Amis des Classiques, les mythes sont des miroirs : il suffit de les regarder pour voir le reflet véridique, de notre âme et de l’âme du monde. Par Laure de Chantal.
Ni tout à fait la même, ni tout à fait une autre, telle est la déesse qui a laissé son nom au mois de mai, depuis la Rome antique. Maïa, Sémélé, Junon, Vénus, les divinités féminines ont la part belle dans le calendrier des Romains et bien souvent à côté d’elles, les dieux semblent tout petits. Quant aux hommes, ils sont reconnaissants. C’est ainsi que le poète Ovide interroge dans les Fastes de divines femmes savantes, les Muses, assoiffé de savoir l’origine du mois de mai pour la mettre en vers dans ses Fastes.
Polymnie, experte en l’art d’agencer les mots puisqu’elle est la muse de la rhétorique, prend la parole la première, proposant un récit inattendu et captivant. Il commence au début du monde fraîchement sorti du chaos initial : Terre, Ciel, Étoiles, Océan, c’est la guerre de tous contre tous pour le pouvoir avec pour résultat un bien triste égalité, celle qui n’est pas fondée sur la justice et la parité mais sur l’incohérence et le hasard, jusqu’à que naisse Majestas, Majesté, qui donne au monde et à ses habitants le sens de la grandeur. Pour le dire plus simplement, Majestas c’est la classe incarnée : dès qu’elle entre dans une pièce, les regards se tournent vers elle et le silence se fait, elle force la déférence et l’admiration de tous les dieux, le tout auréolé d’un nuage de crainte. Non seulement elle impose le respect mais elle le communique aux autres. Jupiter l’a bien compris qui la garde toujours auprès de lui et, grâce à elle, parvient à conserver le pouvoir : autant dire que sans la déesse le maître de l’Olympe ne le resterait pas longtemps. Elle est sa plus fidèle gardienne (fidissima custos note Ovide) et par la suite celle de tous les souverains de Rome.

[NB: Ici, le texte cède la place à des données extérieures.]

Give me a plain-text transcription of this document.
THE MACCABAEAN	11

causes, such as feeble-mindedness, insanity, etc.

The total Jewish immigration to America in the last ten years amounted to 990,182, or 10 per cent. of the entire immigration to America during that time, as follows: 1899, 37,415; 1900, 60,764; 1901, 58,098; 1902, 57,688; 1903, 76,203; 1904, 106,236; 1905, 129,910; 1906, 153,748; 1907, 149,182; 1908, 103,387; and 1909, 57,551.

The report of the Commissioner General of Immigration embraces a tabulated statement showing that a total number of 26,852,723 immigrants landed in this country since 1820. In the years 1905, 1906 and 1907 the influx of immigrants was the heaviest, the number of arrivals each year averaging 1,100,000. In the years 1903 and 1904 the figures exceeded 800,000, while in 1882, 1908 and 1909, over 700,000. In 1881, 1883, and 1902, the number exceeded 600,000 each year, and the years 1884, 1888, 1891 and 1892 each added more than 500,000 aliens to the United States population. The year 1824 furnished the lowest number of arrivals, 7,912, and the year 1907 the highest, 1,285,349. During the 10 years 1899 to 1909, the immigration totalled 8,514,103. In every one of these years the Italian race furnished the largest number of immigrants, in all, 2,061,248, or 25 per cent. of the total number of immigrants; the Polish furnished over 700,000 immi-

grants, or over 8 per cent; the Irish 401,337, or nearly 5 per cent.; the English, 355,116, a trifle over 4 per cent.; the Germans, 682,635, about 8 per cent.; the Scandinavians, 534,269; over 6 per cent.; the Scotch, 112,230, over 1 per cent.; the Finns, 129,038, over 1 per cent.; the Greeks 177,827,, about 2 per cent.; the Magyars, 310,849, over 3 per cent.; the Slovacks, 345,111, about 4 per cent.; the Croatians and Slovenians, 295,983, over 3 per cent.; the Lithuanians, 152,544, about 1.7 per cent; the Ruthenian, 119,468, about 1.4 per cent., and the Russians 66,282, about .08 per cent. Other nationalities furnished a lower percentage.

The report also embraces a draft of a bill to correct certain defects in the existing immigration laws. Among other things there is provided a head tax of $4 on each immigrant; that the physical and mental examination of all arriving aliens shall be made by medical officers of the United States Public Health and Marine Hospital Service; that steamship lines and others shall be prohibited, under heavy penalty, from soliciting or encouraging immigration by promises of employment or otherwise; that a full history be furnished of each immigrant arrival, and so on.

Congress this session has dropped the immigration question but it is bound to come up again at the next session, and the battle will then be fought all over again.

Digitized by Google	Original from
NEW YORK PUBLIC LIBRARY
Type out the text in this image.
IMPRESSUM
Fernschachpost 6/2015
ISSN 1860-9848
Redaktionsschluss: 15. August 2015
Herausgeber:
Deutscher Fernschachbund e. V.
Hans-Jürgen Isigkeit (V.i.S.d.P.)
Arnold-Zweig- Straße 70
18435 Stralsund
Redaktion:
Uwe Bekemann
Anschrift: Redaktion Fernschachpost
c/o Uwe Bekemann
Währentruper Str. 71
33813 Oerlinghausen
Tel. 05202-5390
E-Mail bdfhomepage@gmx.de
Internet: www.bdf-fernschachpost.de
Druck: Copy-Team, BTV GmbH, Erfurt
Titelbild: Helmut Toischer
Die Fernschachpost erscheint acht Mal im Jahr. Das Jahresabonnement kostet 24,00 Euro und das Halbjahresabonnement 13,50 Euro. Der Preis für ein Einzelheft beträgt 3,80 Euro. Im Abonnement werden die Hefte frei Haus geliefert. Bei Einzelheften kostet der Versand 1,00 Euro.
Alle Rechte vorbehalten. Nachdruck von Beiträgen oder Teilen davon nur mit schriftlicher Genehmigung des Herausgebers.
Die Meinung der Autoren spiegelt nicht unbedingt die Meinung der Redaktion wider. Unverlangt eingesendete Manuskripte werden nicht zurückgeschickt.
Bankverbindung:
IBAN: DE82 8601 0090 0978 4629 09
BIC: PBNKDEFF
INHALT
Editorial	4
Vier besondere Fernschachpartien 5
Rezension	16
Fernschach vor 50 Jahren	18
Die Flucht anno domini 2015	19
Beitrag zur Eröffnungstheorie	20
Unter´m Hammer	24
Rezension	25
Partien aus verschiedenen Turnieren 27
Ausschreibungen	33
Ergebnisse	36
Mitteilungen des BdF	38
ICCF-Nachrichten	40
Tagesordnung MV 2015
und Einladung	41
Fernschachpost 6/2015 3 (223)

Le récit s’achève sur le triomphe de Maïa-Majestas, lorsqu’Uranie, la muse de l’astronomie, se lance dans une autre explication : Maïa-Mai viendrait de major, « ancien » et le mois serait dédié aux seniores, de même que le mois suivant, juin, serait celui des jeunes (juvenes). Enfin, Calliope, la muse de l’épopée, rappelle une dernière version, celle qui est peut-être la plus connue, en tout cas commune à la mythologie grecque. Maïa est non seulement la plus grande, la plus belle mais aussi l’aînée des Pléiades, les filles d’Atlas, le Titan qui porte le monde. De son union avec Jupiter est né Hermès (Mercure pour les Romains), dieu du voyage, qui vint jusqu’à Rome.
Pourquoi trois mythes ? Quelle est la bonne version ? Qui dit vrai ? Voilà une question qui s’entend souvent et que se sont posés les érudits les plus vénérables, à commencer par le poète qui se demande que faire (quid faciam ?). Il ne choisit pas. Une des belles leçons du récit d’Ovide est donc de nous tenir éloignés du dogmatisme, cette triste habitude délétère qui consiste à considérer qu’il n’y a qu’une seule manière de voir, une seule vérité (et de préférence la sienne). Si la mythologie nous fascine tant et toujours aujourd’hui, c’est qu’avec ses allures de contes et légendes pour enfants nous délivre une sagesse profonde : il y a de la place de multiples vérités, une même réalité peut en contenir plusieurs.
Grande, ancienne, majestueuse, célébrons Maïa la majestueuse, mère du joli mois de mai et de la tolérance.